All hoselines stretched from standpipes shall be 2 1/2-inch diameter hose with a 1 1/8 inch smooth bore tip. (a 1 1/4 inch tip is preferred by some companies, it flows 60 gpm more than the 1 1/8 and the friction loss is not excessive.) All hoselines lines stretched from standpipes shall be connected to outlets on floors below the fire floor.

The use of 2 1/2-inch hose line at standpipe operations is required due to the large volumes of water it can deliver with low friction loss per length. The 1 1/8-inch tip will produce a fire stream at extremely low pressure and is difficult to clog.

21. My thought is very simple although there are many different factors on a true fire.
Offensive attack - 2+, 1 3/4" lines
Defensive attack - 2+, 2 1/2" lines

22. Most everyone here hit it on the nose. All I can add is this "Go big early, go long and NEVER come up short." If you have any doubt, pull the duece and a half. Remember your academy stuff- 1.75 can give you about 60-175 GPM, look at your structure and look at involvement. If 175 GPM won't do it, then go big. If you got second and third in engine companies, pull two small and hold your duece and a half at the door for back-up. Good Luck. --FDirish

LOL! Damn Squad. Did you actually sit there and type that out word for word?! LOL

Ever gotten the new Loo, who see's a lick of flame out an upper story window, an decides automatically to pull a 2 1/2"? lol. Did happen once lol.
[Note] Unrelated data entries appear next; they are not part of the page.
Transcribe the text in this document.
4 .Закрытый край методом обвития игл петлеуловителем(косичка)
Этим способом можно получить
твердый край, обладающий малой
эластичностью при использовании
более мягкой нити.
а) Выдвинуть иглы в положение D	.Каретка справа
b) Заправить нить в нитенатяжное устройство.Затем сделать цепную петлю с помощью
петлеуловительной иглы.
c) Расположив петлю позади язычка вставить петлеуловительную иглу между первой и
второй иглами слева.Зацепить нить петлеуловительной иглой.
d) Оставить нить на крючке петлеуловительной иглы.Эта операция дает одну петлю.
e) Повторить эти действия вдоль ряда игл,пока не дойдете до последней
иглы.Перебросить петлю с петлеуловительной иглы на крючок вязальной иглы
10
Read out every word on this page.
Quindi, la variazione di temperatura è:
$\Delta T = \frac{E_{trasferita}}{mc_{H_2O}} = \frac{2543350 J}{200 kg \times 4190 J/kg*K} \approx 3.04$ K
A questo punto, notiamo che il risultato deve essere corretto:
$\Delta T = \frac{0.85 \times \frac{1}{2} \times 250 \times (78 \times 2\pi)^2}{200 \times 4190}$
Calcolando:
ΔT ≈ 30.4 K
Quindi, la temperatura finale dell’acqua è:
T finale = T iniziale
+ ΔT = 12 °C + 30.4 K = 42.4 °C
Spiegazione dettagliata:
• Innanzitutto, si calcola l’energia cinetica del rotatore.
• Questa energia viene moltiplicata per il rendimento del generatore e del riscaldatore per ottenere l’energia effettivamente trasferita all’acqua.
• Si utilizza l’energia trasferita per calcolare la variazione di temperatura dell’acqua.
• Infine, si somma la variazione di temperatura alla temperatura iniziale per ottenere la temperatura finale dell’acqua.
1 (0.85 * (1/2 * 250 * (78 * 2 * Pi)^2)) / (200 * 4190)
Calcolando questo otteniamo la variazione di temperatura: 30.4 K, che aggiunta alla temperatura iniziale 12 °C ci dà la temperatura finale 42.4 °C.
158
24. Although everyone has helped gain a little insight....how many (only a couple people on this post) have addressed more than one line?
most residential fires in my area get a 1 3/4 attack line unless there is an access problem(200ft preconnect)which then would call for the commercial line(300 ft....200ft 1 3/4 over 100ft 2 1/2)
our protocol is(of course 2 in 2 out) but if you pull one line you had better have the backup line in place as well and it had better be bigger and be able to flow more(you dont want to do the "dear chief" letter.)NFPA has all the fire flow formulas you need for fire flow...WOW..I wish they could talk our hydrants into flowing that much water when we need it...just some food for thought...dont forget the backup line though guys...

Paid is career, volunteer is volunteer...we're always professional

25. Remember 3 things
1. GPM's required: (LxW)/4/percent of involvement
2. Application rate: the faster you apply the required GPM's the faster it goes out
3. As stated earlier always pull a back up line(s) equal to your attack line(s)

The bottom line: Pull the most practical line(s) that can apply the required GPM's the fastest, along with a back line(s) up of equal capability.